All told, we’ll have a small army of over 200 volunteers involved in making this race go, keeping it safe and successful. And they keep coming back year after year, despite — or maybe because of — the long hours and hard work. It truly couldn’t happen without them.
Why?
The simple bottom line is that this is a hard race to run, and it takes an immense amount of work to put the event on. So the obvious follow-on question is… why do it?
There are at least as many answers to that as there are people involved, and we each have multiple answers. But I always come back to a single indelible memory (maybe it was a revelation) from the inaugural running of Eastern States back in 2014.
I’d paced a friend from Slate Run to Blackwell, and I was waiting at the Blackwell aid station for another friend who was running without a pacer or crew, thinking he might want company for the final push to the finish.
It was maybe 2am or 3am when the storm hit, a long and torrential downpour. I don’t know how many runners came through during the storm, but there were many, and of course the conditions were the same for each of them — they’d each covered 80 miles of difficult terrain to get here, they were each drenched and cold and tired, they each had more than 20 miles and three big climbs between here and the finish line.

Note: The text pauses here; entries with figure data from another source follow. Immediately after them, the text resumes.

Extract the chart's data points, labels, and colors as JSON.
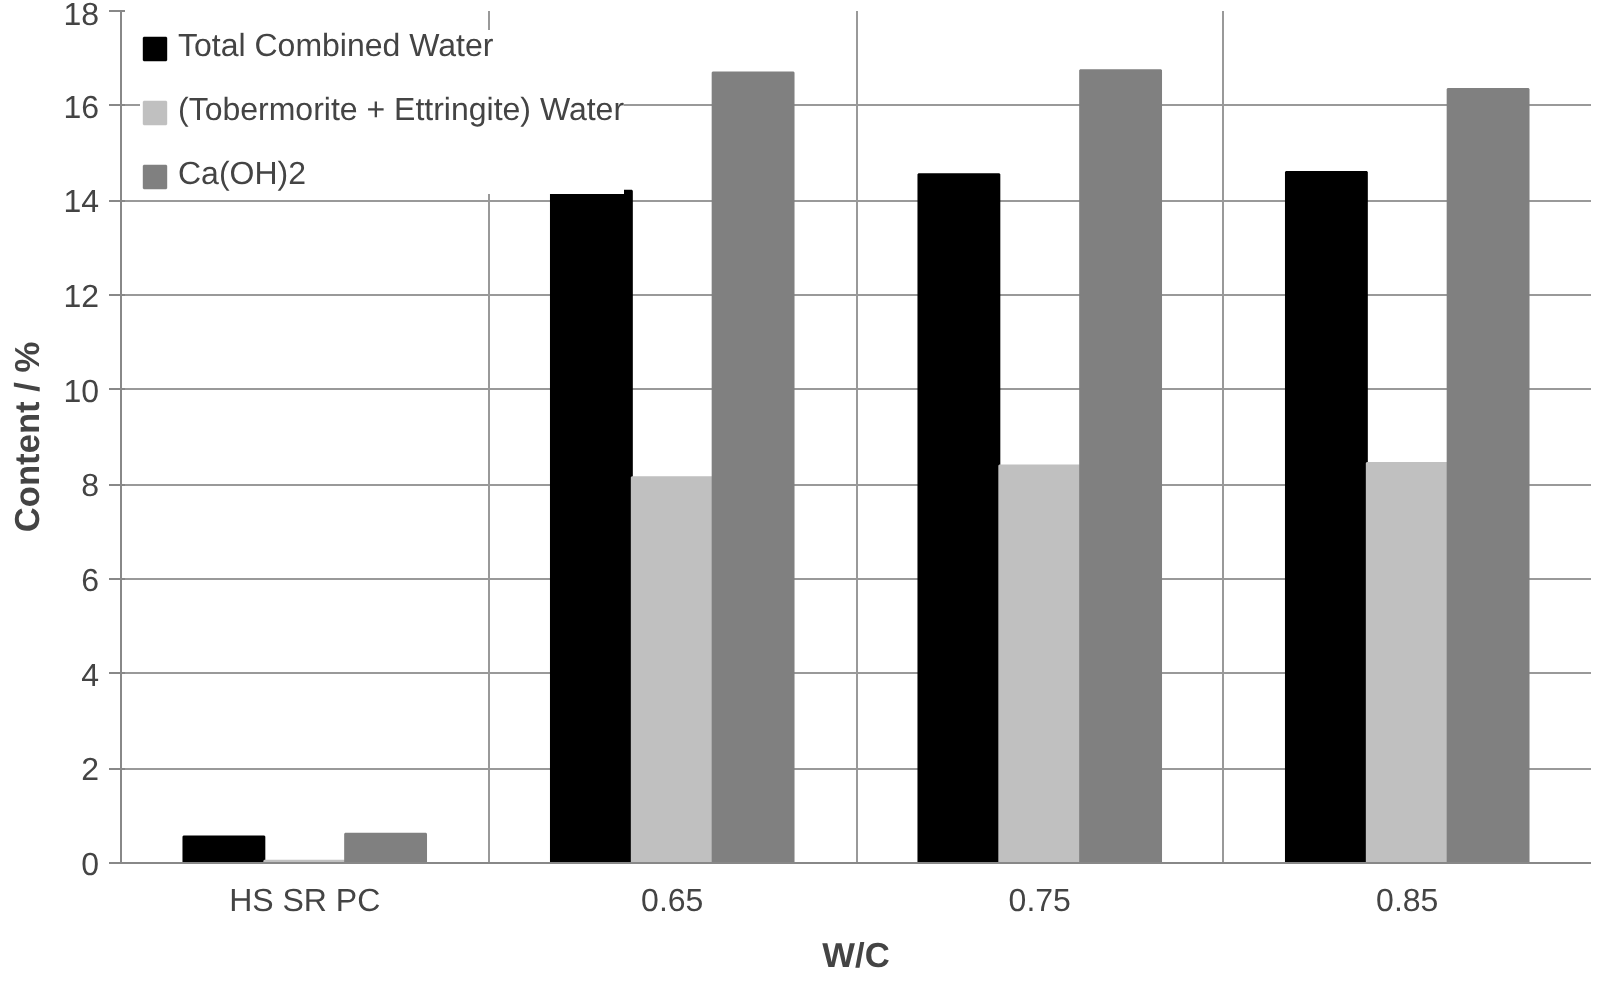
{
  "chart_data": {
    "type": "bar",
    "xlabel": "W/C",
    "ylabel": "Content / %",
    "categories": [
      "HS SR PC",
      "0.65",
      "0.75",
      "0.85"
    ],
    "series": [
      {
        "name": "Total Combined Water",
        "color": "#000000",
        "values": [
          0.56,
          14.2,
          14.55,
          14.6
        ]
      },
      {
        "name": "(Tobermorite + Ettringite) Water",
        "color": "#c0c0c0",
        "values": [
          0.05,
          8.15,
          8.4,
          8.45
        ]
      },
      {
        "name": "Ca(OH)2",
        "color": "#808080",
        "values": [
          0.62,
          16.7,
          16.75,
          16.35
        ]
      }
    ],
    "ylim": [
      0,
      18
    ],
    "yticks": [
      0,
      2,
      4,
      6,
      8,
      10,
      12,
      14,
      16,
      18
    ],
    "grid": true,
    "legend": "top left"
  }
}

But there were some striking differences in their reactions to it all.
Some of them were clearly broken. The light in their eyes was faded, there was a look of defeat on their faces, and it was clear that they were not going to continue.
Others were suffering, but the light was not gone. They stopped, sat down, had soup and coffee, tried to delay their departure, maybe hoping the rain would stop. But they eventually got it together, and with grim and determined looks, they got up and limped forward into the rain.
But there were a couple runners who were different — who seemed invigorated by the ordeal. I’m picturing one guy in particular who came in shivering but smiling, grabbed a few things from the food table, gratefully accepted a black garbage bag in lieu of a rain jacket he didn’t have, and then headed back out into the storm. He was smiling when he arrived, he was pleasant but focused at the station, and he was smiling when he left. His enthusiasm was intact and it seemed like the miles and the rain had made him stronger and better.
The crux of the whole thing is there in that moment, the torrential rain at 3am moment. How do you react, how do you handle yourself, what kind of runner — what kind of human — are you? As I watched, I knew I needed to answer that for myself. I thought I already knew the answer, but I also knew that there’s only ever one way to find out for sure…
So if you ask me why we do hundred-mile races, that’s it right there — to find out if we can smile through the darkest moments and be stronger and better in those moments.
And if you ask me why I’d spend so much time and energy working to make an event like this happen, I’d say it’s all aimed at creating a moment like that for someone else, to set a stage where they can find out for themselves who they really are.
For some people that moment will come during a 3-in-the-morning thunderstorm. For others it will be at 3 in the afternoon when it’s 93F and they’re on an exposed stretch of trail under the blazing sun. Or it will come in this, or this, or this other tough situation. The point is that hundred-milers, and especially the hard ones like Eastern States, provide a very large stage that can reliably present these potential moments, these opportunities.
Anyway, that’s not the only reason I’m involved, but it’s a fundamental one. And I think it’s important, worthy of my time.